Rosacea is a chronic condition characterised by redness or flushing on the face, particularly the forehead, nose, cheeks and chin. Clinical symptoms include erythema, telangiectasia and an inflammatory papulopustular eruption similar to acne.
Typically, symptoms don’t appear until after 30 years of age. Flare-ups usually last for at least three months at a time, and symptom frequency can increase as patients get older. People of European decent with fair skin are most often affected by this common condition.
Experts from the National Rosacea Society outlined characteristics of four different subtypes of rosacea:
- Erythematotelangiectatic: The most predominant symptom of this subtype of rosacea is central facial flushing often accompanied by stinging or burning.

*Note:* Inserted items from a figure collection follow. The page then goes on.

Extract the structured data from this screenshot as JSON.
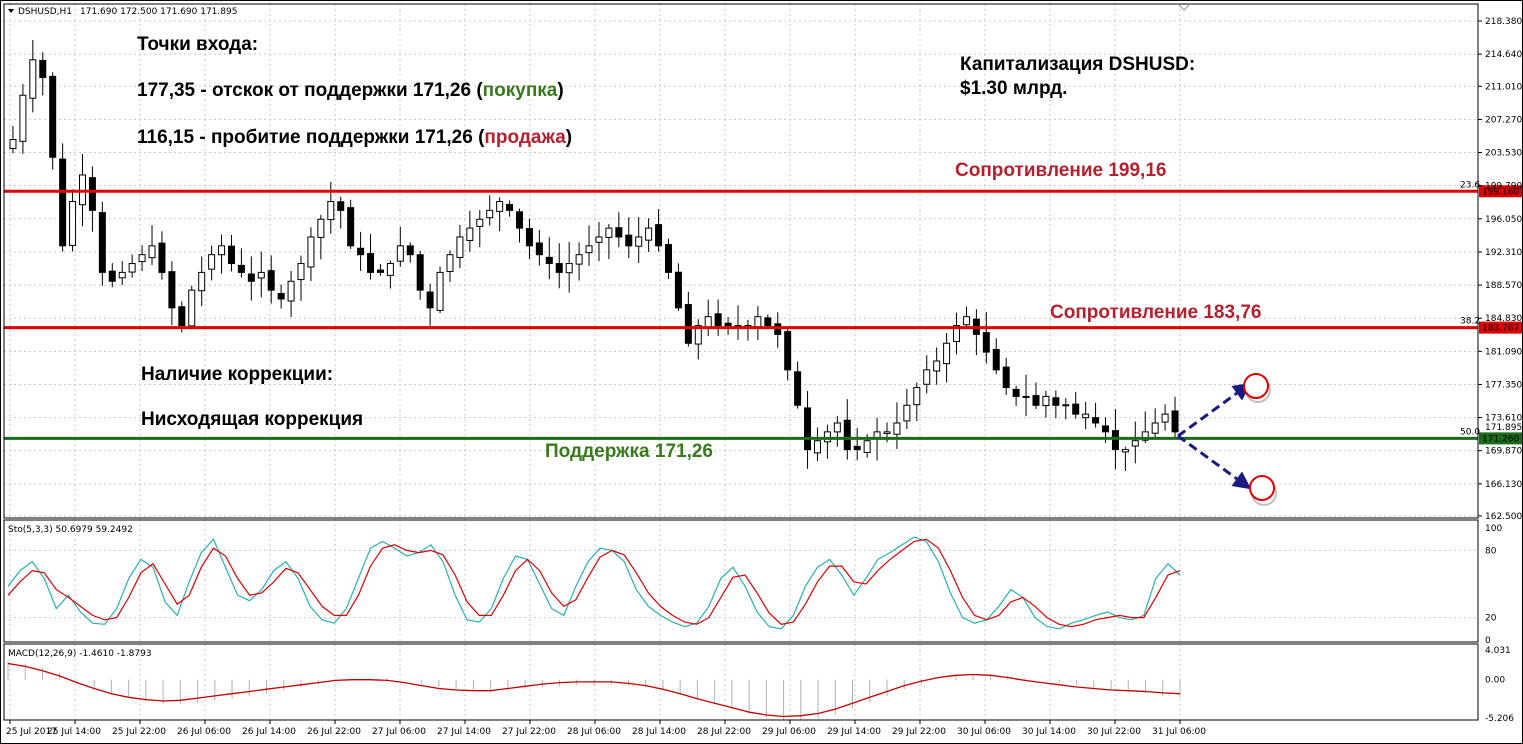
{
  "header": {
    "symbol": "DSHUSD,H1",
    "ohlc": "171.690 172.500 171.690 171.895"
  },
  "annotations": {
    "entry_title": "Точки входа:",
    "entry1_text": "177,35 - отскок от поддержки 171,26 (",
    "entry1_word": "покупка",
    "entry1_close": ")",
    "entry2_text": "116,15 - пробитие поддержки 171,26 (",
    "entry2_word": "продажа",
    "entry2_close": ")",
    "cap_title": "Капитализация DSHUSD:",
    "cap_value": "$1.30 млрд.",
    "resistance1": "Сопротивление 199,16",
    "resistance2": "Сопротивление 183,76",
    "support": "Поддержка 171,26",
    "correction_title": "Наличие коррекции:",
    "correction_value": "Нисходящая коррекция"
  },
  "colors": {
    "resistance": "#e00000",
    "support": "#1a6b1a",
    "label_red": "#b5202e",
    "label_green": "#3a7a1e",
    "arrow": "#1a1a80",
    "stoch_main": "#2ab0b0",
    "stoch_signal": "#e00000",
    "macd_signal": "#c00000",
    "macd_hist": "#b0b0b0"
  },
  "chart_data": [
    {
      "type": "candlestick",
      "title": "DSHUSD,H1 171.690 172.500 171.690 171.895",
      "ylim": [
        162.5,
        220.0
      ],
      "y_ticks": [
        "218.380",
        "214.640",
        "211.010",
        "207.270",
        "203.530",
        "199.790",
        "196.050",
        "192.310",
        "188.570",
        "184.830",
        "181.090",
        "177.350",
        "173.610",
        "169.870",
        "166.130",
        "162.500"
      ],
      "x_ticks": [
        "25 Jul 2017",
        "25 Jul 14:00",
        "25 Jul 22:00",
        "26 Jul 06:00",
        "26 Jul 14:00",
        "26 Jul 22:00",
        "27 Jul 06:00",
        "27 Jul 14:00",
        "27 Jul 22:00",
        "28 Jul 06:00",
        "28 Jul 14:00",
        "28 Jul 22:00",
        "29 Jul 06:00",
        "29 Jul 14:00",
        "29 Jul 22:00",
        "30 Jul 06:00",
        "30 Jul 14:00",
        "30 Jul 22:00",
        "31 Jul 06:00"
      ],
      "levels": [
        {
          "value": 199.16,
          "label": "199.160",
          "fib": "23.6"
        },
        {
          "value": 183.767,
          "label": "183.767",
          "fib": "38.2"
        },
        {
          "value": 171.26,
          "label": "171.260",
          "fib": "50.0"
        }
      ],
      "current_price": "171.895",
      "close_path": [
        205,
        210,
        214,
        212,
        203,
        193,
        198,
        201,
        197,
        190,
        189,
        190,
        191,
        192,
        193,
        190,
        186,
        184,
        188,
        190,
        192,
        193,
        191,
        190,
        189,
        190,
        188,
        187,
        189,
        191,
        194,
        196,
        198,
        197,
        193,
        192,
        190,
        190,
        191,
        193,
        192,
        188,
        186,
        190,
        192,
        194,
        195,
        196,
        197,
        198,
        197,
        195,
        193,
        192,
        191,
        190,
        191,
        192,
        193,
        194,
        195,
        194,
        193,
        194,
        195,
        193,
        190,
        186,
        182,
        184,
        185,
        184,
        184,
        184,
        184,
        185,
        184,
        183,
        179,
        175,
        170,
        171,
        172,
        173,
        170,
        170,
        171,
        172,
        172,
        173,
        175,
        177,
        179,
        180,
        182,
        184,
        185,
        183,
        181,
        179,
        177,
        176,
        176,
        175,
        176,
        175,
        175,
        174,
        174,
        173,
        172,
        170,
        170,
        171,
        172,
        173,
        174,
        172
      ]
    },
    {
      "type": "line",
      "title": "Sto(5,3,3) 50.6979 59.2492",
      "ylim": [
        0,
        100
      ],
      "y_ticks": [
        "100",
        "80",
        "20",
        "0"
      ],
      "series": [
        {
          "name": "main",
          "values": [
            48,
            62,
            70,
            55,
            28,
            40,
            25,
            15,
            14,
            28,
            55,
            72,
            65,
            34,
            22,
            52,
            78,
            90,
            65,
            40,
            35,
            45,
            62,
            70,
            55,
            30,
            18,
            15,
            28,
            55,
            82,
            88,
            82,
            75,
            78,
            85,
            70,
            40,
            18,
            16,
            28,
            55,
            75,
            72,
            50,
            28,
            22,
            48,
            70,
            82,
            80,
            70,
            45,
            30,
            22,
            16,
            12,
            15,
            30,
            55,
            65,
            48,
            25,
            12,
            10,
            22,
            48,
            65,
            72,
            58,
            40,
            55,
            72,
            78,
            85,
            92,
            88,
            70,
            42,
            20,
            15,
            18,
            30,
            45,
            38,
            20,
            12,
            10,
            15,
            18,
            22,
            25,
            20,
            18,
            22,
            55,
            68,
            58
          ]
        },
        {
          "name": "signal",
          "values": [
            40,
            52,
            62,
            60,
            45,
            38,
            30,
            22,
            18,
            20,
            38,
            60,
            68,
            50,
            32,
            40,
            65,
            82,
            75,
            55,
            40,
            42,
            52,
            64,
            60,
            45,
            30,
            22,
            22,
            40,
            66,
            82,
            85,
            80,
            78,
            80,
            76,
            58,
            34,
            22,
            22,
            40,
            62,
            72,
            62,
            42,
            30,
            36,
            56,
            74,
            80,
            76,
            60,
            42,
            30,
            22,
            16,
            14,
            20,
            38,
            56,
            58,
            42,
            24,
            14,
            16,
            32,
            52,
            66,
            66,
            52,
            50,
            62,
            72,
            80,
            88,
            90,
            82,
            62,
            38,
            22,
            18,
            22,
            34,
            38,
            30,
            20,
            14,
            12,
            14,
            18,
            20,
            22,
            20,
            20,
            38,
            58,
            62
          ]
        }
      ]
    },
    {
      "type": "line",
      "title": "MACD(12,26,9) -1.4610 -1.8793",
      "ylim": [
        -5.206,
        4.031
      ],
      "y_ticks": [
        "4.031",
        "0.00",
        "-5.206"
      ],
      "series": [
        {
          "name": "signal",
          "values": [
            2.2,
            1.8,
            1.2,
            0.5,
            -0.4,
            -1.2,
            -1.9,
            -2.4,
            -2.7,
            -2.9,
            -2.8,
            -2.5,
            -2.2,
            -1.9,
            -1.6,
            -1.3,
            -1.0,
            -0.7,
            -0.4,
            -0.1,
            0.0,
            0.0,
            -0.1,
            -0.4,
            -0.8,
            -1.2,
            -1.4,
            -1.5,
            -1.5,
            -1.2,
            -0.9,
            -0.6,
            -0.4,
            -0.3,
            -0.3,
            -0.3,
            -0.5,
            -0.8,
            -1.3,
            -1.9,
            -2.6,
            -3.2,
            -3.8,
            -4.4,
            -4.8,
            -5.0,
            -4.9,
            -4.6,
            -4.0,
            -3.2,
            -2.4,
            -1.6,
            -0.8,
            -0.2,
            0.3,
            0.6,
            0.7,
            0.6,
            0.3,
            -0.1,
            -0.4,
            -0.7,
            -1.0,
            -1.2,
            -1.4,
            -1.5,
            -1.6,
            -1.8,
            -1.9
          ]
        }
      ]
    }
  ]
}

- Papulopustular: This is the classic subtype of the disease. The predominant symptom consists of a reddening in the centre of the face with small erythematous papules surmounted by pinpoint pustules.
- Phymatous: Common symptoms of this rosacea subtype include thickening of the skin and irregular surface nodularities of the forehead, eyelids, nose, chin, and/or ears.
- Ocular: Typical manifestations of this subtype are blepharitis and conjunctivitis, along with inflammation of the lids and meibomian glands, interpalpebral conjunctival hyperemia, and conjunctival telangiectasias.
The latest recommendations require one diagnostic or two major phenotypes to diagnose rosacea.
Specific clinical signs and symptoms define each subtype, but importantly, subtypes can occur simultaneously, and one subtype can progress to a different subtype.
Dietary factors, such as alcohol, hot beverages, caffeine and spicy foods, can trigger the clinically relevant exacerbations of facial flushing and burning. In addition, some medications such as amiodarone and topical and nasal steroids, as well as high doses of vitamins B6 and B12, have been associated with symptom flare-ups.
Vasculature factors are thought to play a role in the pathogenesis of rosacea. One theory is that vasodilation of cutaneous blood vessels in the face is associated with the classic symptoms of redness and flushing.
The diagnostic cutaneous phenotypes for rosacea are fixed centrofacial erythema in a pattern that may become exacerbated (and persist for longer than three months) or phymatous changes.
The following are major phenotypes, of which two must be present to diagnose rosacea when a diagnostic phenotype is lacking: (1) papules and pustules; (2) frequent and prolonged flushing; (3) telangiectasia; or (4) ocular manifestations.
Burning, stinging, oedema, and dryness are secondary phenotypes. Skin biopsies may be used to rule out other diseases, but they are not required for rosacea diagnosis.
Some of the signs of rosacea that distinguish it from acne are:
- Dry and peeling skin
- Lack of comedones
- Little to no scarring
The development of rhinophyma is possible in isolated incidents of rosacea even without other signs or symptoms. However, rhinophyma is not associated with acne. Rhinophyma is more common in men than in women.